Arrow-right Camera
The Spokesman-Review Newspaper
Spokane, Washington  Est. May 19, 1883

Dad, mom have last word so deal with it

Carolyn Hax The Washington Post

Carolyn: I am going into my junior year of high school, and this past year I auditioned for and was accepted at the local performing arts school. This has been a long-term goal of mine, and I feel so great that all my work has paid off.

However, my parents have decided against my going. It is a boarding school and definitely not a traditional high school, as the students take fine arts classes in the evenings after their regular courses in the mornings. My parents want me in the house for two more years before I go to college and want me to have regular schooling.

I am so frustrated with them! We fight all the time now, and I am losing the desire to do the things I used to – just because I feel so depressed about losing this opportunity. Should my parents have final say about this fine arts school? They didn’t put in the practice hours nor make the audition. I did! – Raleigh

You didn’t feed, clothe and shelter yourself, or rock yourself back to sleep at 2 a.m., or teach yourself right and wrong or, despite your obvious talent, give birth to yourself, read to yourself or change your own diapers. Your parents did all that. Which means they should indeed have final say on secondary schooling.

Whether that guarantees they’ll “get” you, or put your needs before their own, or make the best decision, or ultimately earn your trust in their judgment, is slightly more problematic. But even exploring these four points till my tendinitis flares up will bring us nowhere, except to the beginning: This is your parents’ decision to make.

However, it’s when we’re powerless that we get our greatest chance to show strength. No matter how little say you have in your schooling – or romances or finances or anything else life chucks out on a whim – you always have complete say in how you handle the news.

You can’t go to that school. OK. Now deal with it.

By:

• Knowing when to concede defeat. They made their choice; issue closed. Stop reopening it.

• Considering they might have a point. Moping around and picking fights is not the behavior of someone mature, and someone who’s not mature isn’t the best candidate for a high-intensity boarding school. Accept that it’s hard to know what’s best; there’s a reason for guardians.

• Getting help if you feel hopeless.

• Planning your next move. If this school was the only way you could envision a life in the arts, then your vision needed broadening anyway, whether you attended or not.

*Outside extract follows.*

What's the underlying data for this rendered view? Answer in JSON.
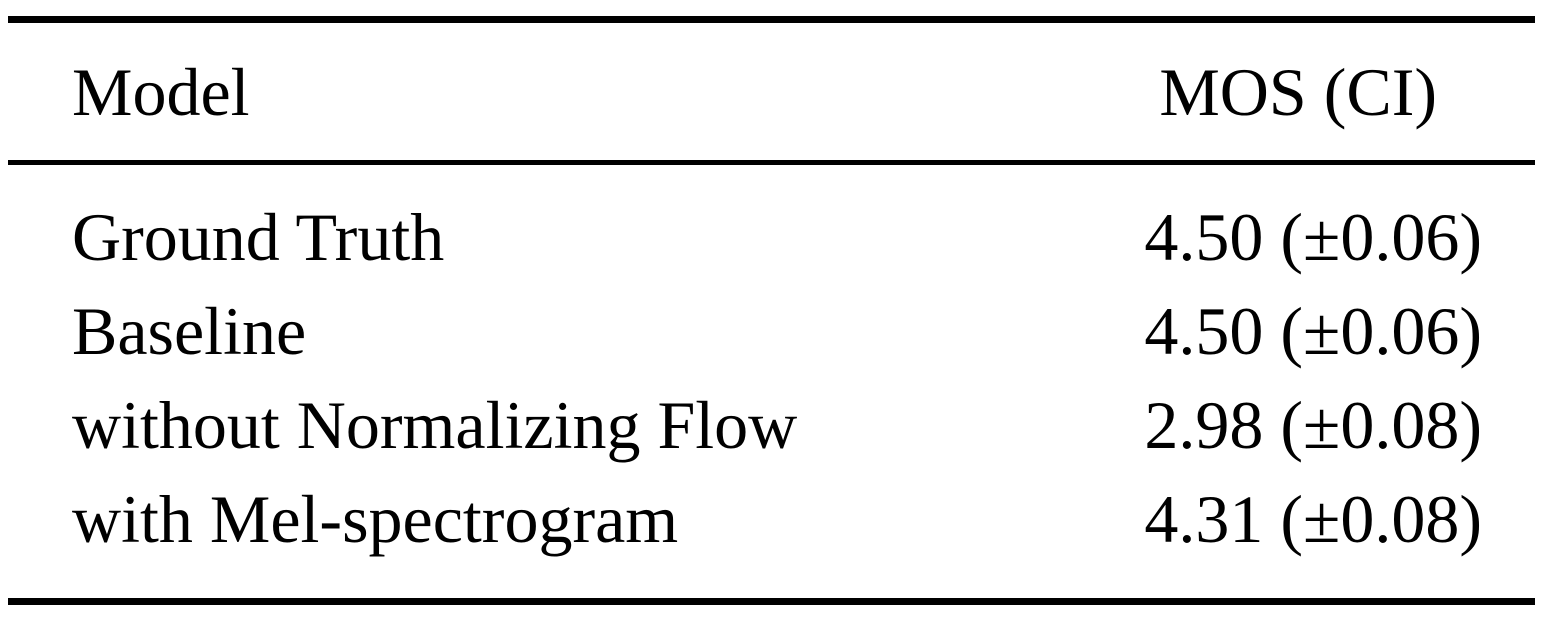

To include, say, college. In two years, you can sing/dance/play yourself goofy. But to do that, you’ll need to have started work on a pile of highly specialized applications to a select pile of schools (and for financial aid, just in case) – in less than one year. Stop feeling sorry for yourself and start researching those schools.

And not that this should be your primary or even subordinate motivation, but replacing your sulky defiance with some poise and determination right now might impress your parents as well.

In the meantime, use these two years to improve your candidacy (and channel rage) by finding other ways to get really, really good at what you love to do.